The AcuStep DPRO™ Fabrication Process|
An Outcomes Based Integrated Approach to Foot Orthotic Fabrication
Step 1- The Measurement
The first step is to acquire measurement data in properly fitted footwear using the AcuStep Direct Pressure Redistribution Orthotic (DPRO™) system.
In a matter of minutes, a leading-edge patented pressure sensor along the entire plantar foot records in-shoe foot pressures
during normal gait (standing, walking, running). The completed measurement data files are
emailed to AcuStep.
Step 2- Shape Generation/Milling
Shape Generation Software- Computer software
analyzes the recorded data to identify excessive pressure points. The resulting orthotic shape is a mathematical function of measurement data
and a set of numeric parameters, including thickness factors, to control orthotic topography. Initial Shape Generation includes two phases, the
Internal Phase and the Operator Phase. Diagnostic features in the shape generation software assist the operator throughout the orthotic fabrication process.
Initial Phase– This phase begins with generation of a Composite Pressure Distribution Pattern and is displayed as an isometric image
representing the digital pressure shape of the plantar foot. This results in a precise 3D shape of the plantar foot.
Operator Phase - In this phase AcuStep allows the traditional “extrinsic” properties of orthotic fabrication to be inserted before the orthotic
is milled to speed the fitting process. Traditionally this is done after the orthotic is fabricated. The software diagnostic features allows the operator
to move a graphic curser through each isometric view to examine detailed conditions and modify parameter values such as heel and forefoot thickness; arch
position, length and height; heel cupping; rear and forefoot posting and metatarsal pressure redistribution.
Milling- Once Shape Generation is complete, a computer
file containing control data for the CNC machine is produced.
The base orthotic layer is milled from a one inch thick closed
cell foam product with a Shore A durometer of 50 or greater.
It has been selected to resist “compression set” and “bottoming
out” – key characteristics of good foot orthotic material design.
The base layer is CNC milled on the top side to redistribute peak
pressures. The bottom and periphery is milled to conform to the
shoe last. This helps to assure that the final base layer shape
more precisely redistributes peak vertical and shear pressures
and fits within the shoe – “the first time”.

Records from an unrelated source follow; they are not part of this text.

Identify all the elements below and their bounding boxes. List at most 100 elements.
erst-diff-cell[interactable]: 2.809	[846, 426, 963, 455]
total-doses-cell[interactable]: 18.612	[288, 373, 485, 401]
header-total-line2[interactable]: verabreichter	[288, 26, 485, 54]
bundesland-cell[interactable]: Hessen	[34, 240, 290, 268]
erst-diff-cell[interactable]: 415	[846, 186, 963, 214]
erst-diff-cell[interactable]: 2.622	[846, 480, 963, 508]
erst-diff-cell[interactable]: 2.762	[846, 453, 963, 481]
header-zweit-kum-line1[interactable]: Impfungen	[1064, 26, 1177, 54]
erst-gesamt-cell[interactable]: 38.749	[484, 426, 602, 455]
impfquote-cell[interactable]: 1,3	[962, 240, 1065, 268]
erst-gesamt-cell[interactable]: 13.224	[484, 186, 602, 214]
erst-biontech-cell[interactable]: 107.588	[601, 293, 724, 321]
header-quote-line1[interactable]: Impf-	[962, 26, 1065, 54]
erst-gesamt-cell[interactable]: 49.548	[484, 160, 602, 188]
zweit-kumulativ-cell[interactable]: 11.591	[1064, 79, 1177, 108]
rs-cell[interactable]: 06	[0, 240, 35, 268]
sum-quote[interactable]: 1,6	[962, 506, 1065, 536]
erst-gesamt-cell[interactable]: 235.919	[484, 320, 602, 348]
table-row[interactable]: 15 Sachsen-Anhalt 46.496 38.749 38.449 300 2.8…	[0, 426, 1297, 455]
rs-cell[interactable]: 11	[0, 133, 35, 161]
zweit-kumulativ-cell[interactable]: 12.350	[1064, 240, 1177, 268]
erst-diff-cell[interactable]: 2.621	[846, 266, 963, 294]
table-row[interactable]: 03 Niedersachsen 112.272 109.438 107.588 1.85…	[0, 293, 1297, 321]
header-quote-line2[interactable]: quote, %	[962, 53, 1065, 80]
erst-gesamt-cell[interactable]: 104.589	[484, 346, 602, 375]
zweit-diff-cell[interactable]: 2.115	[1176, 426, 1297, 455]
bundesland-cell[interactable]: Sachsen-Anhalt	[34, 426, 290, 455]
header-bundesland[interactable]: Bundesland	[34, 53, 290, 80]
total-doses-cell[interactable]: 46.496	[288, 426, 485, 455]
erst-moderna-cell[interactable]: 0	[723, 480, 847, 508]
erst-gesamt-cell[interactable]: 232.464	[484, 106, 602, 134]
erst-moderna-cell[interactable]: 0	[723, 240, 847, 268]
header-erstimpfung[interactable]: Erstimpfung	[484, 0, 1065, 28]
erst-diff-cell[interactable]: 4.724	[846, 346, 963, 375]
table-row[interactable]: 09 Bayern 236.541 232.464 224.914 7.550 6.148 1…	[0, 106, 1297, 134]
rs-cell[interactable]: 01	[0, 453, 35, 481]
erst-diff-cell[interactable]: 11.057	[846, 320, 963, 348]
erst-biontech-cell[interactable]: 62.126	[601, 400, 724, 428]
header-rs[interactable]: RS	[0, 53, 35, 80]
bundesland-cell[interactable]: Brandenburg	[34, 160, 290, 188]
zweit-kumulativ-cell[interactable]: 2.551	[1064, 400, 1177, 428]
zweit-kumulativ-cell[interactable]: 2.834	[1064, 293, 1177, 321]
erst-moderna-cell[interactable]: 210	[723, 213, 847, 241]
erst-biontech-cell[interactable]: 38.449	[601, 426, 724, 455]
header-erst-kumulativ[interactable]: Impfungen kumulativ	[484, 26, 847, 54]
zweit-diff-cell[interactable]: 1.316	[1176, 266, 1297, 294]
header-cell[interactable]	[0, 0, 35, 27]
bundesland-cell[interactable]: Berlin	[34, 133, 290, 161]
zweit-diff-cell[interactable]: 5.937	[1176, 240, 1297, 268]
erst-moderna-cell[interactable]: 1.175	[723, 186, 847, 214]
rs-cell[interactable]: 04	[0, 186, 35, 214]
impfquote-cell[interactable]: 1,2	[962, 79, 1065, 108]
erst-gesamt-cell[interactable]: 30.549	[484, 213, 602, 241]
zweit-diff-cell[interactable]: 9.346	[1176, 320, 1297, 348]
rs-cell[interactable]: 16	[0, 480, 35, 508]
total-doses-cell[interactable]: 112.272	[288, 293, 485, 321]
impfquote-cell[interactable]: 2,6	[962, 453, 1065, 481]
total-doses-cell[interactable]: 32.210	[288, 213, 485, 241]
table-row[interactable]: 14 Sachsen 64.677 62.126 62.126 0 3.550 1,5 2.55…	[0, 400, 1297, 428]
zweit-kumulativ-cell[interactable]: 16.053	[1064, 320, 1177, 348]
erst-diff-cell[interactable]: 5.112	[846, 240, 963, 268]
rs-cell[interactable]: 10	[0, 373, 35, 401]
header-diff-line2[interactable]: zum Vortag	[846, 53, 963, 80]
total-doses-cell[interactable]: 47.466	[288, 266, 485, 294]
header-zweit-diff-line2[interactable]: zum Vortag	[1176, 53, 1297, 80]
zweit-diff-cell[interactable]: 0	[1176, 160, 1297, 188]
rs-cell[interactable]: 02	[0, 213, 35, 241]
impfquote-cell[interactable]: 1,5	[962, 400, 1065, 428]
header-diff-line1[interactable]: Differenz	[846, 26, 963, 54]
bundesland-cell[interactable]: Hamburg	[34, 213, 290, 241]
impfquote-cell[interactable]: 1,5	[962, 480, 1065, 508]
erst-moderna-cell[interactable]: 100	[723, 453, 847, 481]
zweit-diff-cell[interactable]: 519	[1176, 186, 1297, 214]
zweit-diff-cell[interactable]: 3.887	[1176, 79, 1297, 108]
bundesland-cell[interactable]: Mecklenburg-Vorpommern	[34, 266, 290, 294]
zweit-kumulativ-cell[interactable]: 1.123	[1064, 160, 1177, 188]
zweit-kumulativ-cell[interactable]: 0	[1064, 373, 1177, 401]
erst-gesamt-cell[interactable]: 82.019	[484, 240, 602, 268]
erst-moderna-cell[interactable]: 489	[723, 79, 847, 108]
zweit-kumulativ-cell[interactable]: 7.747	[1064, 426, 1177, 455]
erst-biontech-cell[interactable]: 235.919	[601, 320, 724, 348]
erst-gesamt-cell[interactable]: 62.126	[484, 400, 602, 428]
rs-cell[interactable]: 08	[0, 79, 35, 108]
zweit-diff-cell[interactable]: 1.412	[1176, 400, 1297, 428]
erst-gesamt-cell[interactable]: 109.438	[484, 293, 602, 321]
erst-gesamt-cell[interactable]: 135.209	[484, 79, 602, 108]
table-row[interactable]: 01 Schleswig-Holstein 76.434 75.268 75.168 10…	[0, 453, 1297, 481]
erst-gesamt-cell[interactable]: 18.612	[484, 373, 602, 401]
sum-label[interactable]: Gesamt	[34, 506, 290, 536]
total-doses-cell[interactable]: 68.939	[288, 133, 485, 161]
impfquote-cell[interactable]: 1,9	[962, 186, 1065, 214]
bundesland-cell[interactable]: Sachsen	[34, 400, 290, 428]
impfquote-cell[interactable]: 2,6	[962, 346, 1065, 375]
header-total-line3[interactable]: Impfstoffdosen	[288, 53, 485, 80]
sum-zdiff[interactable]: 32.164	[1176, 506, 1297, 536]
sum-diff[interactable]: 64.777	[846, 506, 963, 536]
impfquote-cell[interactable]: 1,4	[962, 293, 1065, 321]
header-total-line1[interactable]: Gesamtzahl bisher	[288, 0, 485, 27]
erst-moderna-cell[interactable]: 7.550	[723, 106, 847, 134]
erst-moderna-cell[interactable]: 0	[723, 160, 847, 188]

The top layer is selected based on the intended use and
manually applied to complete the fabrication process for the full
contact orthotic. For the Pressure Pro DM Orthotic, 3/16 inch plastizote Shore
A 35 durometer or higher is used. The finished DPRO orthotic
may have an undulating top surface. This is not due to wear but
rather due to a direct CNC-milled corrective response to the
individual’s in-shoe pressures (including peak vertical and shear).
Step 3- Orthotic Fit/Post-Fit Analysis
Over time the shape of the plantar foot changes based on unprotected peak plantar pressures. Visible changes can include calluses,
blisters and even foot ulcers. Internal changes can include bony stress injuries and plantar heel maladies. Reversal or improvement
can occur with the appropriate peak pressure management. Proper footwear may be all that is required. However, many times the DPRO orthotic
is needed to redistribute damaging peak pressures – especially in the diabetic insensate foot.
Once the DPRO orthotic is fitted, a repeat in-shoe pressure analysis can be done to confirm fit within the first week and over months.
We have repeatedly demonstrated reduction in foot complaints and harmful peak pressures. This is unprecedented documentation for the
diabetic “at risk” foot, the “high demand” athlete and others with foot pain demanding a solution. No other orthotic system provides this
level of documentation and sets a new high standard for care.
The AcuStep DPRO system is a practical, cost effective tool for footwear and orthotic analysis, orthotic design and fabrication
and diabetic foot ulcer prevention management.